社交不安症について/1.何を恐れているのか【その他の心理傾向】

心の病気

社交不安を感じる場面とは、殴られたり、刃物で傷つけられたりするわけではありません。
それなのに、不安になったり、恐れてしまうのは、いったい何を恐れているのでしょうか?

【その他の心理傾向】

以上の他に、社交不安に関連する心理傾向をいくつか付け加えておきます。

その一つは、心理的負債を負うことへの不安です。
この不安が強い人は、人の好意を受けるのが苦痛です。
人に何か頼むのが苦痛で、素直に人に依存できません

とりわけ仕事のことで他の人に依頼するのが苦痛なので、一人で抱え込んで、四苦八苦するという羽目になります。
最悪の場合、仕事を滞らせてしまい、結局他の人の援助を受けざるを得なくなります。
そうした好意を受けた場合は、慇懃すぎるほど礼を言わないと気が済みません。

そのような場面で、自分は望まなかったのに、相手が勝手に手伝ったのだという形になるように策を弄する人もいます。
好意を受けたり、頼んだり、依存したりすると、自分を劣位に置くように感じてしまい、耐えられないためです。

こうしたことのために、むしろ他の人のために尽くすほうが楽であると感じます
他の人の失敗を補ってあげたり、他の人のために謝罪してあげたりします。
これによって、人の役に立つ喜びが感じられるし、無意識にせよ、その人より優位に立てたような気持ちになるからです。

次に付け加えておきたいことは、相手を自分の思い通りに動かしたい欲求が強いために、不必要にストレス場面としてしまう人がいることです。
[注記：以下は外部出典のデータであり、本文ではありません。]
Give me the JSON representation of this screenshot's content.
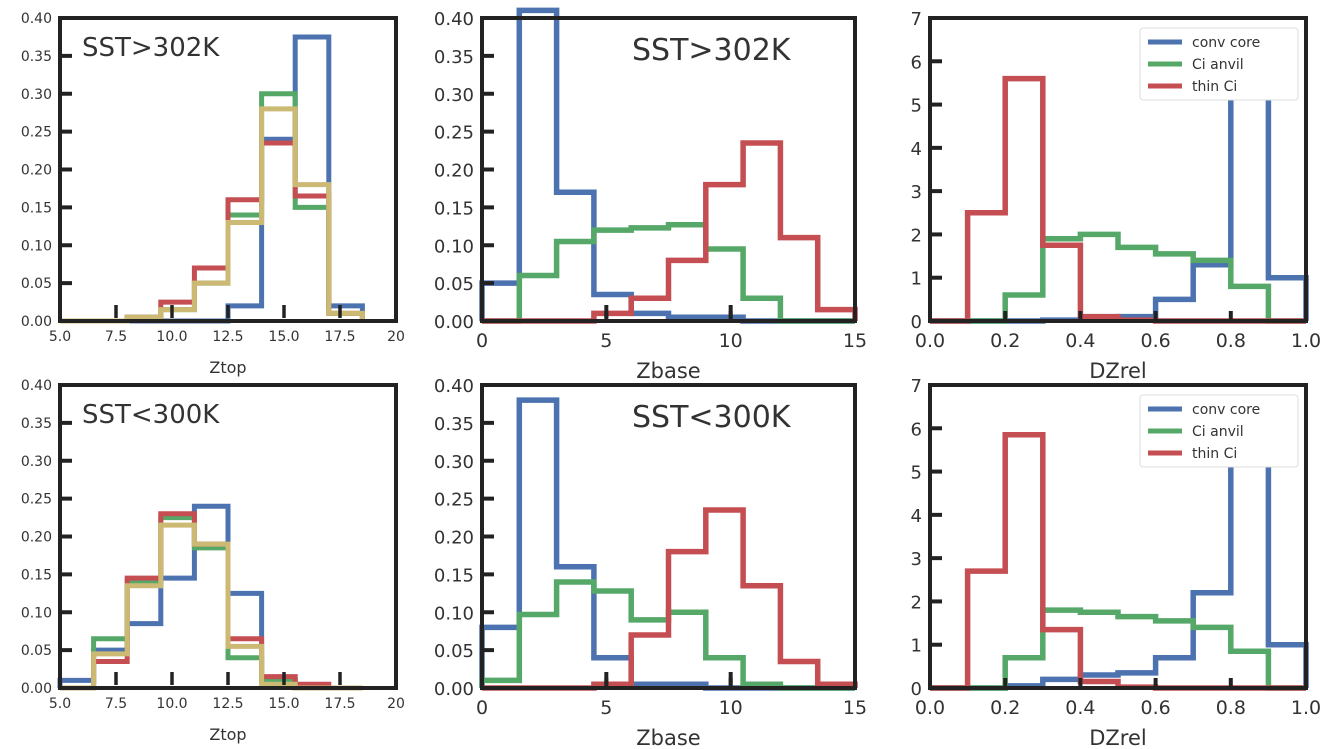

たとえば、ある女子学生は、授業のとき友達のために席を取っておいたのに、その友達が別な席に座ったことを「裏切られた」と言って、訴えてきました。
友人のために席を取っておいてあげたのだから、当然その席に座るべきだ、と言うのですが、席を取っておくことを友人に前もって伝えてあるわけではないのです。

このように、本人には相手をコントロールしようという意識はないのですが、無意識の統制欲求が強いと、しばしば他の人の行動に感情を乱されてしまうことになるのです。